The agency plans to announce that approach Thursday along with a number of other actions across the government to remediate lead paint in homes and address lead contamination in drinking water, according to senior administration officials who spoke on the condition that they not be identified.

In its closing weeks in office, the Trump administration finalized the first updates in decades to lead and copper rules for water utilities. Under the updated rule, utilities that exceed 10 parts of lead per billion have to work with state regulators on plans to replace lead service lines and at 15 parts per billion communities would be required to replace at least 3 percent of known or suspected lead lines per year.

Critics suggested that represented a slower replacement rate than a previous 7 percent requirement. Then-EPA administrator Andrew Wheeler defended the proposal by saying that it also closed a number of loopholes that had kept the actual replacement rate much lower.

—CQ-Roll Call

13-year-old girl missing after Kentucky tornadoes found dead; statewide death toll now at 76

LEXINGTON, Ky. — Searchers found the body of a missing 13-year-old girl killed in a tornado that hit Bowling Green early on Dec. 11.

Nyssa Brown was the final person in Bowling Green that had not been accounted for after the deadly storm.

Her mother, father, three siblings and grandmother also died in the tornado.

Statewide, the death toll from the tornadoes now stands at 76.

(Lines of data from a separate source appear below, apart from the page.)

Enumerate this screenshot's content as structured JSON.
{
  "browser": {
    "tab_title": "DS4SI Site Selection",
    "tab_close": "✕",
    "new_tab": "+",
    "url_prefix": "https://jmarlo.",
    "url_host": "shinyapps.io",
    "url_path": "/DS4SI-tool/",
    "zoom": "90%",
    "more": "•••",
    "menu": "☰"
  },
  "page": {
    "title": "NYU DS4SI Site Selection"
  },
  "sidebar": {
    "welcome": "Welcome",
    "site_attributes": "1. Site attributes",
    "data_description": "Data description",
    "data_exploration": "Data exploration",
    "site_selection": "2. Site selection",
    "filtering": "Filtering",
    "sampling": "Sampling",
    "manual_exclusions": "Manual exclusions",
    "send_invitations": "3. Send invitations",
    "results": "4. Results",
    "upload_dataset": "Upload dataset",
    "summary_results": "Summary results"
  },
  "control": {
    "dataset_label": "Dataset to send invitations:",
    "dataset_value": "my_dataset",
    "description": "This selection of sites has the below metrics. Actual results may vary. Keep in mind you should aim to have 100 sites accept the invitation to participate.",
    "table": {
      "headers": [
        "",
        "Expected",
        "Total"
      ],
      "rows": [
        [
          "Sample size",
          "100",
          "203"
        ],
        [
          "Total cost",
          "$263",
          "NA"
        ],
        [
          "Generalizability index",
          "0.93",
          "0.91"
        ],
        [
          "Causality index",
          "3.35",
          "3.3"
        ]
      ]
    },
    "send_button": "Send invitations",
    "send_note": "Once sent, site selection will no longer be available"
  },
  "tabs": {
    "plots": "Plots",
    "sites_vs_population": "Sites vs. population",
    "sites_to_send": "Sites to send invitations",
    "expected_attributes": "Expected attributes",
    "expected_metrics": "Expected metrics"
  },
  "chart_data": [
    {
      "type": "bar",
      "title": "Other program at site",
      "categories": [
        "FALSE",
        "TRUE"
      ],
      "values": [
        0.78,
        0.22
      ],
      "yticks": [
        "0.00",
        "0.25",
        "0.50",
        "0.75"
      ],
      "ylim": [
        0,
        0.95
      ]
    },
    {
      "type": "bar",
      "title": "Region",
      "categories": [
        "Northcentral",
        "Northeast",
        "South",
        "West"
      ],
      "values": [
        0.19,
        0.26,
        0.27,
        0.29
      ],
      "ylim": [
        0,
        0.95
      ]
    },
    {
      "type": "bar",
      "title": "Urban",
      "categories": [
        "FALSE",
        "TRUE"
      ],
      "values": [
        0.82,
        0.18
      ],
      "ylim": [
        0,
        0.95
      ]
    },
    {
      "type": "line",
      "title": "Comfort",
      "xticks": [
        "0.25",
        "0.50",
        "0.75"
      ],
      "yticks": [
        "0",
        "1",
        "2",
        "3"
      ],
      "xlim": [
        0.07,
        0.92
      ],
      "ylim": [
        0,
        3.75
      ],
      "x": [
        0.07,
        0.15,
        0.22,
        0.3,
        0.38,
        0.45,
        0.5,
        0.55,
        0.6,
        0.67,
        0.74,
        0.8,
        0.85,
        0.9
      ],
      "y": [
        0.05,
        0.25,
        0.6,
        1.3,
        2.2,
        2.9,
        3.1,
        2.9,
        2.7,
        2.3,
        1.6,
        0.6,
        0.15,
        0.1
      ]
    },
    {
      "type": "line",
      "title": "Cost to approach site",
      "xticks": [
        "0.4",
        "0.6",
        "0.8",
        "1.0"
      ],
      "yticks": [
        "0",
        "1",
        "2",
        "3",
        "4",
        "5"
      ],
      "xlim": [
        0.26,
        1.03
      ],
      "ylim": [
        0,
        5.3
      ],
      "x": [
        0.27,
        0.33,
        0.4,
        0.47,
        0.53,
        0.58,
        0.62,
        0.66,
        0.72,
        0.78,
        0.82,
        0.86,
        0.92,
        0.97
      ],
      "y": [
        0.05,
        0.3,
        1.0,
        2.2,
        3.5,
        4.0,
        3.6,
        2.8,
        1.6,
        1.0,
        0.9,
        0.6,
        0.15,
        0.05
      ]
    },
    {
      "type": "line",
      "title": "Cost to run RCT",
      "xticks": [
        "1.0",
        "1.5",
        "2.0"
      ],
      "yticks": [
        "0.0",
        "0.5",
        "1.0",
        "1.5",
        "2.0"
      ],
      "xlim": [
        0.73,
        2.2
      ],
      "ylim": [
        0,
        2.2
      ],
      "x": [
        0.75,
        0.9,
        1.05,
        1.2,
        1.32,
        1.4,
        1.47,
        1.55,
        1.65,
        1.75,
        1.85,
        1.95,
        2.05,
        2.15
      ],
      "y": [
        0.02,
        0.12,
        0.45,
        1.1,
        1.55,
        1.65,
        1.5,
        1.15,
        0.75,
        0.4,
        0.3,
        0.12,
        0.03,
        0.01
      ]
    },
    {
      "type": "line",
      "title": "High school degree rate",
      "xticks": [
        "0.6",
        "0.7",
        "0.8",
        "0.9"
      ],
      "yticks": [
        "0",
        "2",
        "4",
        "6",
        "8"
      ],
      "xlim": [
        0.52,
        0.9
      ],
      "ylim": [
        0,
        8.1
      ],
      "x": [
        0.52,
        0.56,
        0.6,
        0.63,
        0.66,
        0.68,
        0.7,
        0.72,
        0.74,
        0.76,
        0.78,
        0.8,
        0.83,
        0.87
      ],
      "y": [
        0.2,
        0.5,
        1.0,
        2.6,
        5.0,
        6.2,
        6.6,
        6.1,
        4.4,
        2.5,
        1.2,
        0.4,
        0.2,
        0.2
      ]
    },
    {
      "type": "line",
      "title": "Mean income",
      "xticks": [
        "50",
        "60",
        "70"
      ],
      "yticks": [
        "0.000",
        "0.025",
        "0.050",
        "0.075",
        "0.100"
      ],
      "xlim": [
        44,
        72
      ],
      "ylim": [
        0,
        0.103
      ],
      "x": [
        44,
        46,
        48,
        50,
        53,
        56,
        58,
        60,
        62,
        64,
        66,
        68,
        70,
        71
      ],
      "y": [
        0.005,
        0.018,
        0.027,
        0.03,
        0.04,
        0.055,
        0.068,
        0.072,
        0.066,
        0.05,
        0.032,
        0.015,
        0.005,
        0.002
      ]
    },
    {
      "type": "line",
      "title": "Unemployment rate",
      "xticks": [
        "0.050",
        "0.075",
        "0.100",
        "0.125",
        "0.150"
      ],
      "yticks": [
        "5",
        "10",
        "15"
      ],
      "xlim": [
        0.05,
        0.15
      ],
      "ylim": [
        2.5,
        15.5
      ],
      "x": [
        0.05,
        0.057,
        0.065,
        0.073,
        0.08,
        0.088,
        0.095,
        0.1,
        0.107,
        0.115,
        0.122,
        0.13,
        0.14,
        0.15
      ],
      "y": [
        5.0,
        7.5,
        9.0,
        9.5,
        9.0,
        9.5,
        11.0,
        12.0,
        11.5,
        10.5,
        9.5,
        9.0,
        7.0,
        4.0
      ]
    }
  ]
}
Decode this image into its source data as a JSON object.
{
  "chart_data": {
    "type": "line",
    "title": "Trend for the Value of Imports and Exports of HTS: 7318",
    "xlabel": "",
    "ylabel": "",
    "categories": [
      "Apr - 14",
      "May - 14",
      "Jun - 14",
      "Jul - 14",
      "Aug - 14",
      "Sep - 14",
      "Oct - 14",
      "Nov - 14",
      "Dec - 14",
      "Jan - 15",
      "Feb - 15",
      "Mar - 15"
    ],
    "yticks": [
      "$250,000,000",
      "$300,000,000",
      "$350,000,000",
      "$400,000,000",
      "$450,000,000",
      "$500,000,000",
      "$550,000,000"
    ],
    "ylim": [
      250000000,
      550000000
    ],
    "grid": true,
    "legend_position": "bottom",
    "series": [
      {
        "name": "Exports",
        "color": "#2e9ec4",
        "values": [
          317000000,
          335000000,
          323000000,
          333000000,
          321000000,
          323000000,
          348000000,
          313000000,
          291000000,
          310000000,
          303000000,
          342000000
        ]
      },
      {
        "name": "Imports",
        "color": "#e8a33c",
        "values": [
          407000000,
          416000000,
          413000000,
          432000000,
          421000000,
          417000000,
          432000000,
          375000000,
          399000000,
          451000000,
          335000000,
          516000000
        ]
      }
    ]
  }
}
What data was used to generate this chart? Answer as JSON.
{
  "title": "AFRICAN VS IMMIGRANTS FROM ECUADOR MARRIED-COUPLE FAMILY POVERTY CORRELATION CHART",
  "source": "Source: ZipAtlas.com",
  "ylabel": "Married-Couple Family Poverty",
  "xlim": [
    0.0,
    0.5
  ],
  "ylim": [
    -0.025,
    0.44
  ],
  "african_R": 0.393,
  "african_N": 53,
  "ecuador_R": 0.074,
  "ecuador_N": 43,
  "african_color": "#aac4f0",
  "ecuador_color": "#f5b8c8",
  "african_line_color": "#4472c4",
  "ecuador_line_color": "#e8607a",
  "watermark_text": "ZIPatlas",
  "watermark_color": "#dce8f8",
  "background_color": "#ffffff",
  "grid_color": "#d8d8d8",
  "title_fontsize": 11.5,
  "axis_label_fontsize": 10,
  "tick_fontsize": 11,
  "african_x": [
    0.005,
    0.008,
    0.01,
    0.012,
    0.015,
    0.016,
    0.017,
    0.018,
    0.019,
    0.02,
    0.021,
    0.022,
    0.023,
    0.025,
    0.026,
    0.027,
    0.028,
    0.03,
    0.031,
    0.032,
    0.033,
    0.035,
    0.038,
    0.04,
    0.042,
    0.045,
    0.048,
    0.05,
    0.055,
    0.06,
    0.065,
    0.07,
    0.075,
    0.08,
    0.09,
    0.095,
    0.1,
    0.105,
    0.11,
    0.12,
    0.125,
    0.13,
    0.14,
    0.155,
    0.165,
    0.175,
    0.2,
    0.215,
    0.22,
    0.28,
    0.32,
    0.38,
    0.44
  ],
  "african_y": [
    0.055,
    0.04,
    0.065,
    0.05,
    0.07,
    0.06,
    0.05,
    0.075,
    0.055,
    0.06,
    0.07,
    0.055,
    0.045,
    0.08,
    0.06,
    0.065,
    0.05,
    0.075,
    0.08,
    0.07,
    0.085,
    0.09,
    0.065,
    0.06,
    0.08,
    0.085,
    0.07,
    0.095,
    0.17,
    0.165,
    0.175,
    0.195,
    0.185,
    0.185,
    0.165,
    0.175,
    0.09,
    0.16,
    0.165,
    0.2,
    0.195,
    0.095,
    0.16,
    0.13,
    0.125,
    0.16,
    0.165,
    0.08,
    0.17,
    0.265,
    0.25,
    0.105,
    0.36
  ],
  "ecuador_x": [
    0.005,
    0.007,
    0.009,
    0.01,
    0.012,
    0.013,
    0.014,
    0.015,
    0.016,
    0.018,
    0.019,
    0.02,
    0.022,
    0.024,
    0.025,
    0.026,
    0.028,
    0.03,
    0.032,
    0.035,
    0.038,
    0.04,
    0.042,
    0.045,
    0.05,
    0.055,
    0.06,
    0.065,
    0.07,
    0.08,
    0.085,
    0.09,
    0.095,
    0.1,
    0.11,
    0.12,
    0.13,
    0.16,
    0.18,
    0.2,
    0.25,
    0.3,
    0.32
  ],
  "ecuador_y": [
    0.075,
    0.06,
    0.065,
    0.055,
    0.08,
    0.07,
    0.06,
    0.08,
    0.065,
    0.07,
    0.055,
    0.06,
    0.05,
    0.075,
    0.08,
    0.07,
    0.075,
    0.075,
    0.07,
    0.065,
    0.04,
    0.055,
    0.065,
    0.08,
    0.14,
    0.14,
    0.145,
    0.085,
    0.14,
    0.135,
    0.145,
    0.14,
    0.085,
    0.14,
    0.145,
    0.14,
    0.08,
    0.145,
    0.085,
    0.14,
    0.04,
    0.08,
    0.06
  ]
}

Ronnie Ward, spokesman for the Bowling Green Police Department, said searchers found Nyssa’s body in a dense briar thicket near the street where she lived, Moss Creek Avenue.

The street was in the area hit hardest by the tornado. Most of the people who died in the tornado lived on or near the street. Nyssa was the 17th person who died as a result of tornadoes that hit Bowling Green and Warren County.

Of those, 16 were killed by the tornado or died as a result of injuries, and one man died after suffering a heart attack while cleaning up debris at his daughter’s house, according to county Coroner Kevin Kirby.

—Lexington Herald-Leader

Rebels claim 28 civilians killed in air force strike in Ethiopia

JOHANNESBURG — Ethiopia's air force has killed at least 28 civilians in an airstrike on a town in the troubled region of Tigray, according to the Tigray People's Liberation Front.

A total of 76 others were wounded in the attack on the market in the town of Alamata, regional Tigray TV reported in the evening. Both military aircraft and drones were involved in the attack. TPLF spokesperson Getachew Reda confirmed on Twitter that the victims were all civilians.

The central government in Addis Ababa did not comment at first.

Human Rights Watch had earlier said Tigrayan forces battling the Ethiopian government executed civilians in two towns located in the country’s Amhara region earlier this year.

In a report released Thursday, the rights group said the killings took place between Aug. 31 and Sept. 9.

"On August 31, Tigrayan forces entered the village of Chenna and engaged in sporadic and at times heavy fighting with Ethiopian federal forces and allied Amhara militias," the HRW report said.

Residents told the group that over the next five days Tigrayan forces executed 26 civilians in 15 separate incidents, before withdrawing on Sept. 4.